Johannes Nickol war das felsige Bodetal, Hexentanzplatz und Roßtrappe durch Besuche mit den Eltern und mit der Schulklasse sehr vertraut, einmal durch Kuraufenthalte und zum Anderen durch Klassenfahrten. Es ist durchaus denkbar, dass Johannes Nickol seinen Freund Ernst Wachler erst auf diesen Ort aufmerksam gemacht hatte.

Ernst H. Wachler (Abgang Ostern 1888) besuchte wie er das Joachimthalsche Gymnasium in Berlin – Wilmersdorf, welches er Ostern 1889, ein Jahr später, mit dem Abitur verließ.

Auch beim anschließenden Studium an verschiedenen Universitäten wie Marburg und München sind sich die beiden noch begegnet.

Nachdem das Projekt 1903 aus Spenden, die von 70 Damen und Herren aus den besseren Ständen stammten, verwirklicht wurde, fand ein Festspiel, betitelt „Walpurgis“, statt.
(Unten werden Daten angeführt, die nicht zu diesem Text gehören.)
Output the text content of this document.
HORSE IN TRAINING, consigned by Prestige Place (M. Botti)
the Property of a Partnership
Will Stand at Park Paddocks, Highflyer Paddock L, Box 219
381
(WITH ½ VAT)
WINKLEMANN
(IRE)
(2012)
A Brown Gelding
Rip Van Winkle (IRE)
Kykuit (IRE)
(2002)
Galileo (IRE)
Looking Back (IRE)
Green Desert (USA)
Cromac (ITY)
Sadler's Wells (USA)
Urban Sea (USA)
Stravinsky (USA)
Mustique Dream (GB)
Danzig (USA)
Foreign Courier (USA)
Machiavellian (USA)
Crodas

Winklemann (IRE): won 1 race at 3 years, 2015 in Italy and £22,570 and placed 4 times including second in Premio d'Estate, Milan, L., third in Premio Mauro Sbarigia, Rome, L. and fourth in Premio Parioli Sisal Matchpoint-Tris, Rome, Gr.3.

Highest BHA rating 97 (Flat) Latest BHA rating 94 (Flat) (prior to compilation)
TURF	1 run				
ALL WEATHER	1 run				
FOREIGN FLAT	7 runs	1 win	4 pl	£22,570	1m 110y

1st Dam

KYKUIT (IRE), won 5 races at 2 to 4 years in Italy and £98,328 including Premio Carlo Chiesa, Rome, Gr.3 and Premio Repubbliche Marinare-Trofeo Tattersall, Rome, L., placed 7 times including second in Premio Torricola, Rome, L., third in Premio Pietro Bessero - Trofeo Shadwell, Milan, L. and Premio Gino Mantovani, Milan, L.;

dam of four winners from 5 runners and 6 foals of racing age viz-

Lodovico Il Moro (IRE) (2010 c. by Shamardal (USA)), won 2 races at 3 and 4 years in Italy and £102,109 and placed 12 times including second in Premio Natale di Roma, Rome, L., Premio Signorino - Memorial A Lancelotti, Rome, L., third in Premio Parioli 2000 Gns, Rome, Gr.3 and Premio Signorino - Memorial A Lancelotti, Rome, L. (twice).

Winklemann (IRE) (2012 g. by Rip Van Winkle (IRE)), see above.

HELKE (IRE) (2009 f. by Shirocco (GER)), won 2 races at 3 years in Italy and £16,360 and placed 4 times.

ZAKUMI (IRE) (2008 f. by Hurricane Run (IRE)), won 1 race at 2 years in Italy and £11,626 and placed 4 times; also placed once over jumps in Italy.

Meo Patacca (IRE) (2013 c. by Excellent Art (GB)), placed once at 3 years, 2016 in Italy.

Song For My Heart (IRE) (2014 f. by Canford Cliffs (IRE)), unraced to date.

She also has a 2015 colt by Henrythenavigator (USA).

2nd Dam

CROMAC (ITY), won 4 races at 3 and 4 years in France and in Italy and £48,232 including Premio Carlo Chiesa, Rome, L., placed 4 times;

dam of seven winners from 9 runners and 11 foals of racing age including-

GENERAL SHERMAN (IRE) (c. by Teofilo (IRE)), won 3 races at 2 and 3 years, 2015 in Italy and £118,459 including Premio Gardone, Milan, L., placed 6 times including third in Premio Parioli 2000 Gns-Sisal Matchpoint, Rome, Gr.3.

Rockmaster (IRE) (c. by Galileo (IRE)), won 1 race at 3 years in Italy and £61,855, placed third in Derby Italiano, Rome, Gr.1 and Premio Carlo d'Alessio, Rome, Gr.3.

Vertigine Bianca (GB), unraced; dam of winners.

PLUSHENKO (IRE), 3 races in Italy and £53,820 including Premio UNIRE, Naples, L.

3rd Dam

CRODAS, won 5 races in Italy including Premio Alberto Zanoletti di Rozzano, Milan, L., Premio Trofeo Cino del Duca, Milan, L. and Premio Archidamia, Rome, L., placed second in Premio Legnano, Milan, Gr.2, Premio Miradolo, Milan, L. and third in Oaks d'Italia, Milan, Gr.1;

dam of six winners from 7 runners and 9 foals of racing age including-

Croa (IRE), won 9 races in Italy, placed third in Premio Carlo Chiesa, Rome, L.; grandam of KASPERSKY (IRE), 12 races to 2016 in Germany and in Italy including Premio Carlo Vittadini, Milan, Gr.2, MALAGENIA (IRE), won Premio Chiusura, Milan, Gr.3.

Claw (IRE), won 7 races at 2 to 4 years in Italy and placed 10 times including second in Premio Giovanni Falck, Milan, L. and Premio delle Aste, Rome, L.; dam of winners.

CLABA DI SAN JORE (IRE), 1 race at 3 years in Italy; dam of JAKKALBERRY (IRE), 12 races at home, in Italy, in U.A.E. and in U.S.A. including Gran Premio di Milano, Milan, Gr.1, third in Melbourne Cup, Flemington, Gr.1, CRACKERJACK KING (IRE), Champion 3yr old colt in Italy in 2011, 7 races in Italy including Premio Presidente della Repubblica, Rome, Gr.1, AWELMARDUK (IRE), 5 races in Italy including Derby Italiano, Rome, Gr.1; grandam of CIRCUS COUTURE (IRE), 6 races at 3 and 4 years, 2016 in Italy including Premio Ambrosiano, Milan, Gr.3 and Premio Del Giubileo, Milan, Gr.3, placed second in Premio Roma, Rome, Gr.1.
Kein anderer als Georg Barlösius, der auch schon zwei Bücher von Joh. Nickol illustriert hatte, hatte das Plakat entworfen.

 

 

 

 

 

Auszug aus einem von E. Wachtler veröffentlichen Heftchen zur Eröffnung des Bergtheaters 1903

Das

Landschafts = Theater

Stimmen

über das Bergtheater am Hexentanzplatz

und das Problem der national = volkstümlichen Bühne

von

  1. Bieder, F. Fischbach

Max Geißler, Otto Hempel, Carl Klings, Fr. Lienhard

Johannes Nickol, Ernst Wachler

 

Preis 50 Pfg.

 

 Thale a. Harz

Verlag des Bergtheaters

1903

 

 

Wo finden wir die Grundlagen einer nationalen Bühne?

 

Für uns bedeutet das Landschaftstheater ein neues Ziel. Denn nicht die müßige Liebhaberei für das Theaterspiel, nicht die Wahrnehmung der materiellen Interessen der dabei beschäftigten Personen zwingt uns zu dieser Schöpfung, sondern die tiefe Sehnsucht nach einer wahrhaft deutschen Kunst. Diese aber kann nicht etwas an für sich Bestehendes sein. Vielmehr ist sie nur eine der herrlichsten Äußerungen nationaler Kultur überhaupt. Darum ist unsere Stellung zur Bühnenkunst gekennzeichnet durch unsere Auffassung der deutschen Kulturentwicklung.

Wir beklagen es aufs schmerzlichste, dass es unserem Volke nicht vergönnt war, gleich den großen Nationen des Altertums die Keime seines nationalen Lebens ungestört zur Reife zu bringen, oder mit anderen Worten eine klassische Kultur zu erreichen. Als das deutsche Volk den Anlauf zu einem höheren Geistesleben nahm, ward es verstrickt in den Netzen universaler Mächte: der antiken Bildung und der christlichen Glaubens- und Sittenlehre. In diesen Netzen sitzt es noch heute gefangen und sein Leben ist dahingegangen in unablässigen, qualvollen Versuchen sich daraus zu befreien.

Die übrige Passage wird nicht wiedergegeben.